Ces derniers mois, la situation sécuritaire à Kisangani s’est sérieusement dégradée, au point que beaucoup de Boyomais redoutent la tombée de la nuit. Les coupures d’électricité quasi permanentes plongent la ville dans une obscurité inquiétante, propice à toutes sortes d’activités criminelles. Le sentiment d’abandon par les autorités grandit, alimenté par l’inaction apparente face à la montée de la criminalité.
Dans les six communes qui forment Kisangani Kabondo, Makiso, Kisangani, Lubunga, Tshopo et Mangobo , la peur est omniprésente. Il ne se passe plus un jour sans que la population ne rapporte des cas d’assassinats, de vols à main armée, ou de cambriolages. Les malfrats semblent opérer en toute impunité, parfois même en plein jour, ciblant maisons, boutiques, et passants.

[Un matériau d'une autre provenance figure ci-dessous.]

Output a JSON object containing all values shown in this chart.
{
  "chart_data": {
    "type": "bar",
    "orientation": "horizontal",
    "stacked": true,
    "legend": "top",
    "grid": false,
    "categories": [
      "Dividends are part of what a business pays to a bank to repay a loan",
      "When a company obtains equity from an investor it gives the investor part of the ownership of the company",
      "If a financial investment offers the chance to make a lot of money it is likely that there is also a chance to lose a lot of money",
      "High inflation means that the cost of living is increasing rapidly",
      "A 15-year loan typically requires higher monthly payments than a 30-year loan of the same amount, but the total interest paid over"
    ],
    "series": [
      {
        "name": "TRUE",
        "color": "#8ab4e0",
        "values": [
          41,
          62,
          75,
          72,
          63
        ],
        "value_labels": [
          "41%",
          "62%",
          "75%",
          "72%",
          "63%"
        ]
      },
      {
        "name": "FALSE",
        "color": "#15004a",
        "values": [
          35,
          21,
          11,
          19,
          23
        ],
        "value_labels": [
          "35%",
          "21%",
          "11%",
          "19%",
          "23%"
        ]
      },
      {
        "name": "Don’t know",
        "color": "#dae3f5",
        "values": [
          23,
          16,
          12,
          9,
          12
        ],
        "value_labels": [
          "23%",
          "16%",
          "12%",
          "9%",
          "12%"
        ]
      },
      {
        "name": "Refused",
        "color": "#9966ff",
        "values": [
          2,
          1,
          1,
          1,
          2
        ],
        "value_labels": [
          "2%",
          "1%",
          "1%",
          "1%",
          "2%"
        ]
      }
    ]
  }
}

À Kabondo et Makiso, des familles entières sont contraintes de dormir à tour de rôle pour monter la garde, faute de protection suffisante. Dans la commune de Kisangani, les habitants dénoncent des bandes armées qui écument les quartiers périphériques, terrorisant la population. Sur la rive gauche du fleuve Congo, à Lubunga, l’isolement géographique rend la situation encore plus critique. Les autorités locales, souvent démunies, peinent à répondre aux appels à l’aide.
À Mangobo, les jeunes se mobilisent dans des groupes dits de « vigiles communautaires », faute d’une présence policière effective. Mais cette initiative citoyenne ne suffit pas à endiguer la violence, d’autant plus que ces groupes opèrent souvent sans moyens, ni encadrement légal.

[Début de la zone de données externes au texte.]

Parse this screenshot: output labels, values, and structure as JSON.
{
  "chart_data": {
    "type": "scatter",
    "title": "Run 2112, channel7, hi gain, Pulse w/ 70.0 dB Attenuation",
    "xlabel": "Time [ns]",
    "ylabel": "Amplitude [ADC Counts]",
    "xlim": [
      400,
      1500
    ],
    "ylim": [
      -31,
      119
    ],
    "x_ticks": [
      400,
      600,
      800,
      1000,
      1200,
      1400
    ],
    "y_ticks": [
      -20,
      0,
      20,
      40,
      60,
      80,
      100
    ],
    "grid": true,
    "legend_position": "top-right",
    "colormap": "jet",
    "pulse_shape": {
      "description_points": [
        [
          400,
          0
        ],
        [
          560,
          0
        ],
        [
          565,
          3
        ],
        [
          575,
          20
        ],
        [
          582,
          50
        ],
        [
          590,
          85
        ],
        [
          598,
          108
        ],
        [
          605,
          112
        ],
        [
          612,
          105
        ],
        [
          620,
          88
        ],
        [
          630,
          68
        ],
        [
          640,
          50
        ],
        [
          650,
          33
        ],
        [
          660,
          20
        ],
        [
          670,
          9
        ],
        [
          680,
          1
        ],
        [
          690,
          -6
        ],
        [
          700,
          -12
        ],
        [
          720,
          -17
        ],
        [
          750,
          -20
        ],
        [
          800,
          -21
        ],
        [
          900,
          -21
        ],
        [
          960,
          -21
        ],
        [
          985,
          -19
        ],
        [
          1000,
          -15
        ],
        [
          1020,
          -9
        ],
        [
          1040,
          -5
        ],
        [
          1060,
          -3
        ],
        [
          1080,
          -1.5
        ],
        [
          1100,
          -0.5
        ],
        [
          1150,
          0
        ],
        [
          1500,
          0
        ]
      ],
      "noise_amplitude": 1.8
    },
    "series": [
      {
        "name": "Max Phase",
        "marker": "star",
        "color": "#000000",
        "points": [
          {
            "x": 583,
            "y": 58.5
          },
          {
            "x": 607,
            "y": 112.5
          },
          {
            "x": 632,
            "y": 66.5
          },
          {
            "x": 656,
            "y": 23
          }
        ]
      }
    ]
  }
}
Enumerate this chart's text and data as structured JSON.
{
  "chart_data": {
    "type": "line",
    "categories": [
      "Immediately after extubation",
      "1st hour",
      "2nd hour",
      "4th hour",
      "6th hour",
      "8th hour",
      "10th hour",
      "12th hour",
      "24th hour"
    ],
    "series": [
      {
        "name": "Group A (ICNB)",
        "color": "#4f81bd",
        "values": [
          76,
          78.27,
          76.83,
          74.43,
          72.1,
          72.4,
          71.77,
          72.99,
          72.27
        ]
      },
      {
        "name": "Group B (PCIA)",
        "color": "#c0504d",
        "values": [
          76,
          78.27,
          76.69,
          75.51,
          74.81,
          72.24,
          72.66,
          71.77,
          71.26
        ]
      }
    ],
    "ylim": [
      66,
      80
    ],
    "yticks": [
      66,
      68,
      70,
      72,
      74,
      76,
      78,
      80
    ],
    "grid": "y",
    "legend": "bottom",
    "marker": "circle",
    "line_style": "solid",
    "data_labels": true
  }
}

À Tshopo, les commerçants et transporteurs se plaignent d’être régulièrement la cible de braquages. Même les marchés, lieux pourtant animés et vivants, deviennent des zones à risque dès le crépuscule.
Le climat d’insécurité généralisée mine la vie économique de la ville. Les activités tournent au ralenti, les investisseurs fuient, et les jeunes, déçus et désillusionnés, rêvent d’un ailleurs plus sûr, souvent à travers des routes migratoires périlleuses.
La résilience des Boyomais est admirable, mais elle atteint aujourd’hui ses limites. À l’heure où l’on commémore les vingt-cinq ans d’un conflit meurtrier, les attentes d’une paix véritable et d’un retour à la sécurité sont plus pressantes que jamais. Une réponse structurée, à la fois sécuritaire, sociale et économique, est indispensable pour sortir Kisangani de ce cycle infernal de peur et de précarité.